Speaking to Mining Weekly on the sidelines of MMC’s Open Day on Friday, Trade & Industrial Policy Strategies (TIPS) senior economist Gaylor Montmasson-Clair described MMC as a “South African industrial jewel” that could be much bigger than what it is today.

“It’s a one-of-a-kind company that we should support on its growth trajectory. The company’s vision is fully aligned with the objectives of the South African Renewable Energy Masterplan and the industrialisation of renewable energy and battery storage value chains in South Africa,” Montmasson-Clair added.

TIPS is an independent, non-profit, economic research institution based in Pretoria that was established in 1996 to support economic policy development, with an emphasis on industrial policy in South Africa and the region.
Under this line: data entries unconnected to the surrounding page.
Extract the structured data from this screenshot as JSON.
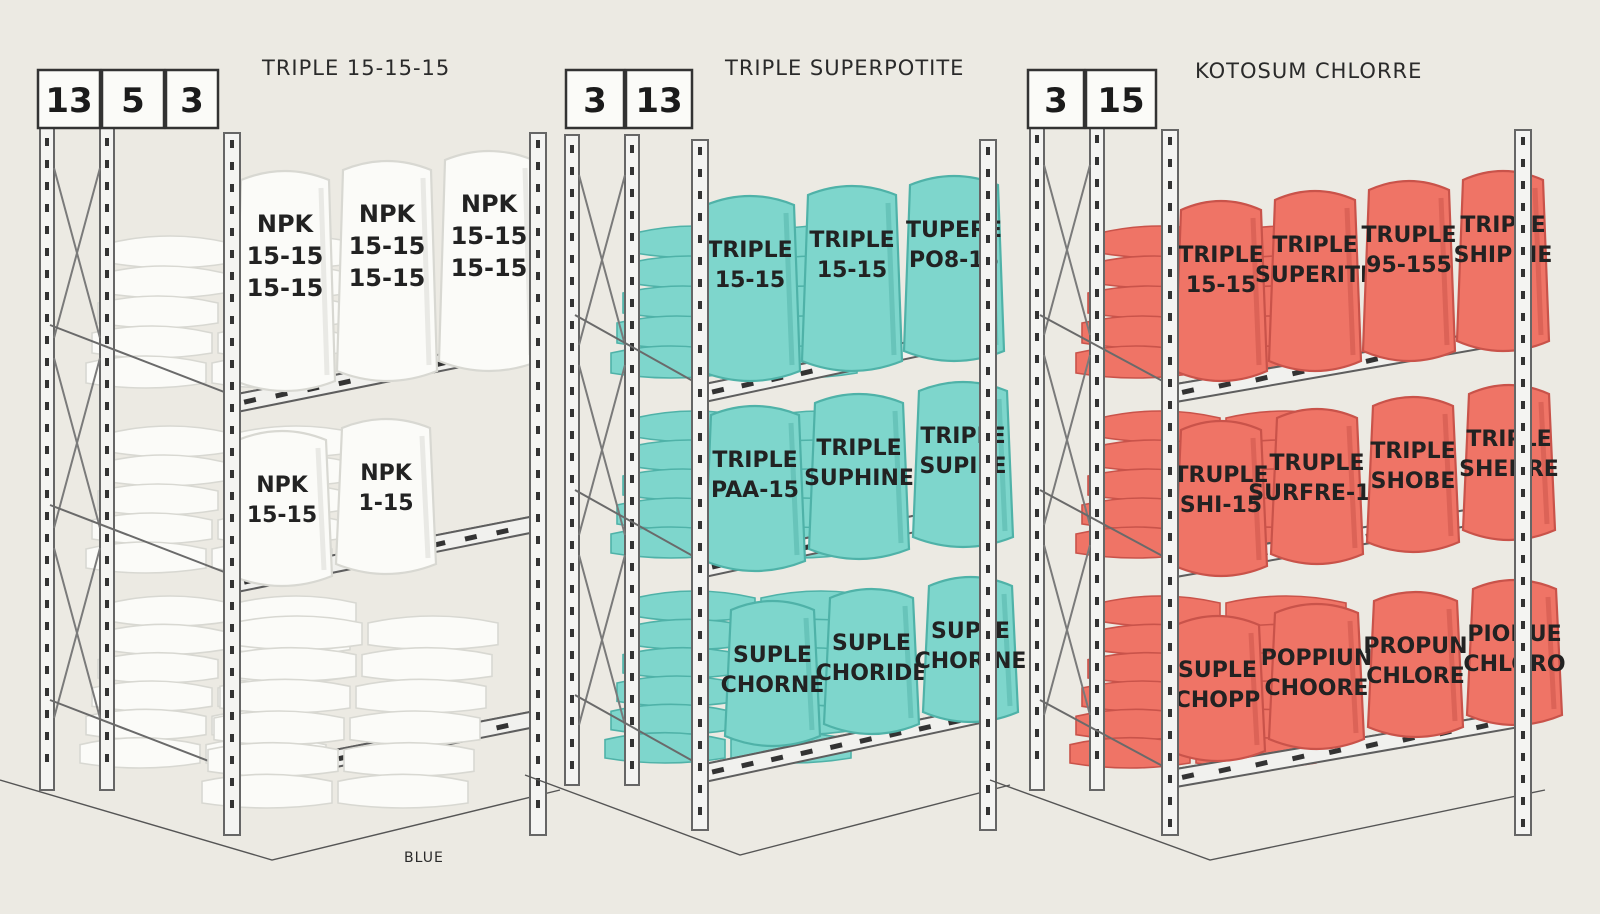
{
  "racks": [
    {
      "id": "white",
      "title": "TRIPLE 15-15-15",
      "signs": [
        "13",
        "5",
        "3"
      ],
      "bag_color": "#fbfbf8",
      "bag_shadow": "#d8d8d2",
      "top_labels": [
        [
          "NPK",
          "15-15",
          "15-15"
        ],
        [
          "NPK",
          "15-15",
          "15-15"
        ],
        [
          "NPK",
          "15-15",
          "15-15"
        ]
      ],
      "mid_labels": [
        [
          "NPK",
          "15-15"
        ],
        [
          "NPK",
          "1-15"
        ]
      ],
      "bottom_labels": []
    },
    {
      "id": "teal",
      "title": "TRIPLE SUPERPOTITE",
      "signs": [
        "3",
        "13"
      ],
      "bag_color": "#7ed6cc",
      "bag_shadow": "#4fb2a8",
      "top_labels": [
        [
          "TRIPLE",
          "15-15"
        ],
        [
          "TRIPLE",
          "15-15"
        ],
        [
          "TUPERE",
          "PO8-15"
        ]
      ],
      "mid_labels": [
        [
          "TRIPLE",
          "PAA-15"
        ],
        [
          "TRIPLE",
          "SUPHINE"
        ],
        [
          "TRIPLE",
          "SUPILE"
        ]
      ],
      "bottom_labels": [
        [
          "SUPLE",
          "CHORNE"
        ],
        [
          "SUPLE",
          "CHORIDE"
        ],
        [
          "SUPLE",
          "CHORINE"
        ]
      ]
    },
    {
      "id": "red",
      "title": "KOTOSUM CHLORRE",
      "signs": [
        "3",
        "15"
      ],
      "bag_color": "#ef7466",
      "bag_shadow": "#c9534a",
      "top_labels": [
        [
          "TRIPLE",
          "15-15"
        ],
        [
          "TRIPLE",
          "SUPERITE"
        ],
        [
          "TRUPLE",
          "95-155"
        ],
        [
          "TRIPLE",
          "SHIPRIE"
        ]
      ],
      "mid_labels": [
        [
          "TRUPLE",
          "SHI-15"
        ],
        [
          "TRUPLE",
          "SURFRE-15"
        ],
        [
          "TRIPLE",
          "SHOBE"
        ],
        [
          "TRIPLE",
          "SHEHRE"
        ]
      ],
      "bottom_labels": [
        [
          "SUPLE",
          "CHOPP"
        ],
        [
          "POPPIUN",
          "CHOORE"
        ],
        [
          "PROPUN",
          "CHLORE"
        ],
        [
          "PIONUE",
          "CHLORO"
        ]
      ]
    }
  ],
  "floor_marks": [
    "BLUE"
  ]
}
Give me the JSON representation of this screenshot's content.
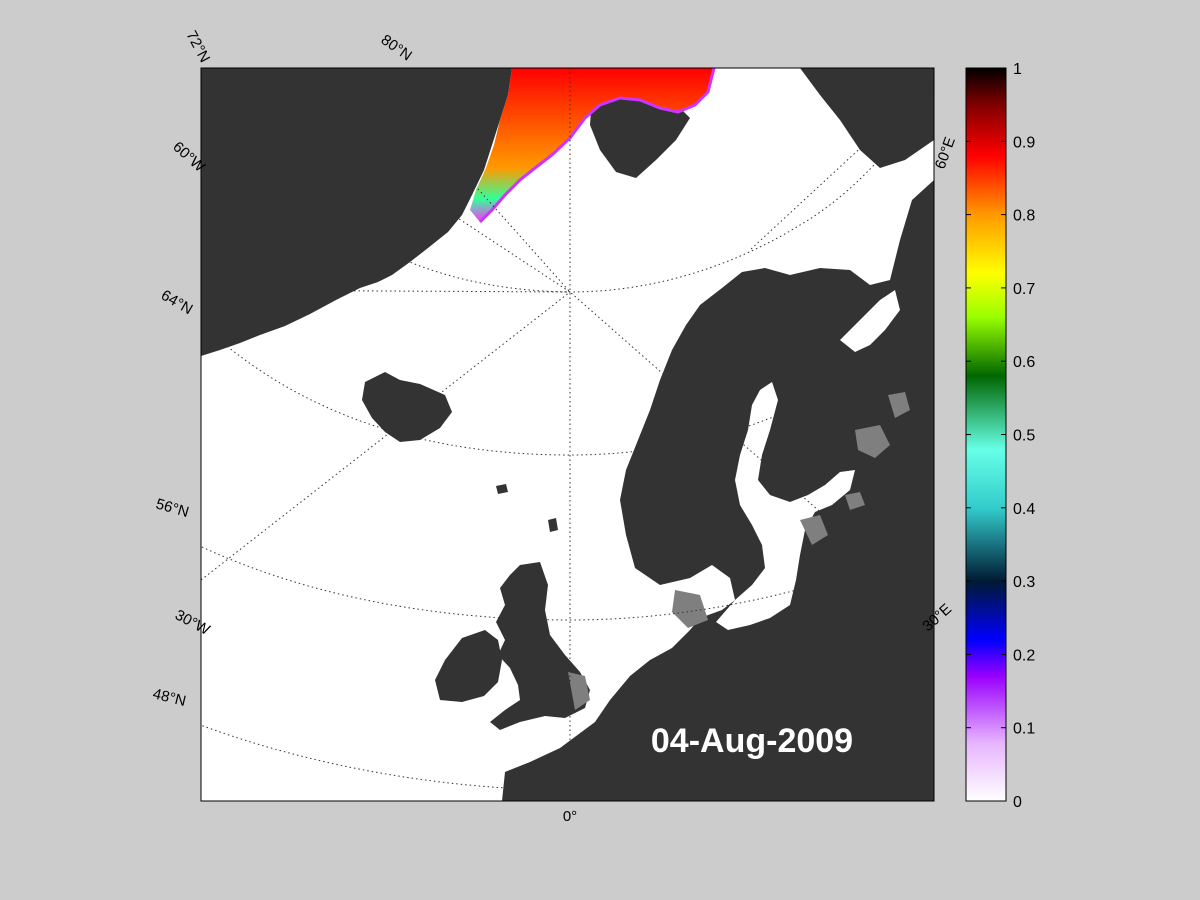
{
  "date_label": "04-Aug-2009",
  "colors": {
    "background": "#cccccc",
    "ocean": "#ffffff",
    "land": "#333333",
    "masked": "#7f7f7f"
  },
  "map": {
    "projection": "polar stereographic",
    "lat_labels": [
      "72°N",
      "64°N",
      "56°N",
      "48°N"
    ],
    "lon_labels": [
      "80°N",
      "60°W",
      "30°W",
      "0°",
      "30°E",
      "60°E"
    ]
  },
  "colorbar": {
    "ticks": [
      "0",
      "0.1",
      "0.2",
      "0.3",
      "0.4",
      "0.5",
      "0.6",
      "0.7",
      "0.8",
      "0.9",
      "1"
    ],
    "colormap_stops": [
      "#ffffff",
      "#e6b3ff",
      "#9900ff",
      "#0000ff",
      "#001a33",
      "#33cccc",
      "#66ffe6",
      "#006600",
      "#99ff00",
      "#ffff00",
      "#ff9900",
      "#ff0000",
      "#800000",
      "#000000"
    ]
  }
}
Amid a flurry of new high-purity manganese sulphate projects being announced globally, MMC wants to offer both metal and high-purity sulphate to the market for batteries. Price risk is an uncertainty for new non-China supply of manganese sulphate, as currently the only available reference price is for China-produced and China-consumed material.

There is no London Metal Exchange price for refined manganese and refined manganese prices have only been tracked for the last two to three years. Current long-term pricing for refined manganese sulphate out of China is reportedly below $1 000/t.

An incentive price is necessary to sustain non-China supply, to cover cost of capital, cost of low carbon emissions, and cost of meeting European Union and North American environmental standards.

The challenge for MMC is to reach a stage at which it attracts capital at a time when exponential growth under way is driving the need to secure critical minerals and metals.

The issue is not the outlook for the supply of raw manganese ore – of which there is a good supply – but rather the huge projected demand for high-purity manganese with a processing threshold that the highly experienced 600-employee MMC is within a hair’s breadth of matching.

The processing credibility of MMC, as a major global EMM exporter to countries such as Japan and the US, is ultra-rare outside of China, the dominant supplier. It is tried-and-trusted tech-savvy that is placing this highly impressive company – set in the magnificent Lowveld – on the way to becoming a BEV-era manganese masterpiece for another half century.